Poly(vinyl chloride)/kaolinite nanocomposites: characterization and thermal and optical properties
MetadataShow full item record
Nanocomposites of poly(vinyl chloride) (PVC) have been prepared by solution intercalation method using both natural and modified kaolinites. Kaolinite was modified with dimethyl sulfoxide (DMSO) to expand the interlayer basal spacing. The characterization of PVC/kaolinite nanocomposites was made by X-ray diffraction (XRD) and transmission electron microscopy (TEM); the interactions between kaolinite and PVC was discussed by FTIR-ATR; the thermal stability was determined by simultaneous DTA/TG. FTIR-ATR confirms hydrogen bonds formed between dimethyl sulfoxide molecules and the inner surface hydroxyl groups of kaolinite. XRD and TEM results give evidence that kaolinite was dramatically intercalated into nanoscale and homogenously dispersed in the PVC matrix. Thermogravimetric analysis indicated that introduction of clay to the polymer network resulted in an increase in thermal stability.

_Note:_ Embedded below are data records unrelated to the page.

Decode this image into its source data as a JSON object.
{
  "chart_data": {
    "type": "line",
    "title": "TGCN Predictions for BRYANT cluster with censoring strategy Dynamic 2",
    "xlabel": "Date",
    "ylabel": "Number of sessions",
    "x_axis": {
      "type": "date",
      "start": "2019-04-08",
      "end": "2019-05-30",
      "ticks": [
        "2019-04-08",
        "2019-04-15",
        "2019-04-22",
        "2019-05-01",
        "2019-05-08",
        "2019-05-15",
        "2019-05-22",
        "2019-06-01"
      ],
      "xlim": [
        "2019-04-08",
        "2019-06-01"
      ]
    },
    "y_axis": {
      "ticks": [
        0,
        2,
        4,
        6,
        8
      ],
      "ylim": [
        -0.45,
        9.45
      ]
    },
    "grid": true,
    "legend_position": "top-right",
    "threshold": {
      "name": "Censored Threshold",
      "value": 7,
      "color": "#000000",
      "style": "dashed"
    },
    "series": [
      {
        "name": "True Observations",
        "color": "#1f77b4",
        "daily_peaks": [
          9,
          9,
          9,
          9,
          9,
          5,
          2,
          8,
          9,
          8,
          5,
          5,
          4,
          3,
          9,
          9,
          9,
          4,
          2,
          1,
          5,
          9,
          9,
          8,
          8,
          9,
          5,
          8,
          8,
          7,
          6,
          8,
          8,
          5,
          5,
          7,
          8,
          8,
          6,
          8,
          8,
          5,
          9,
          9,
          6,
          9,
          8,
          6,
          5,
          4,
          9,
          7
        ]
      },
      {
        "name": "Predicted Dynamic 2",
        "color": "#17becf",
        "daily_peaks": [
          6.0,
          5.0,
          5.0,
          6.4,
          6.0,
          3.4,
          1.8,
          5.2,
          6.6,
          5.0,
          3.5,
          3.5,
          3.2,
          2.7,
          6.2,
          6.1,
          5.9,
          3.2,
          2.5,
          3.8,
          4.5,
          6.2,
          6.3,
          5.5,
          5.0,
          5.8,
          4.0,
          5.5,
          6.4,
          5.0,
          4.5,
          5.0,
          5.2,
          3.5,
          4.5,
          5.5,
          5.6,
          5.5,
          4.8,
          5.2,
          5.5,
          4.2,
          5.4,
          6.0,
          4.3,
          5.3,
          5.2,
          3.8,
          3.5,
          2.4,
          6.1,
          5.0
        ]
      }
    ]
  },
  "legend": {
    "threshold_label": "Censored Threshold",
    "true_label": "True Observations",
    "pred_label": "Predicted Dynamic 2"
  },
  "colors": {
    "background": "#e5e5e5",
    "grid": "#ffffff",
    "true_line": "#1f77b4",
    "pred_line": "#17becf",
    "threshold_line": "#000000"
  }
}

Ultraviolet (UV) absorbance experiments showed that nanocomposites have a higher UV transmission than PVC film. The Kissinger method was used for calculation the decomposition activation energy. The results have shown that activation energy values at both stages for PVC/kaolinite nanocomposite are higher than those of pure PVC, indicating that addition of kaolinite particles improves thermal stability of PVC.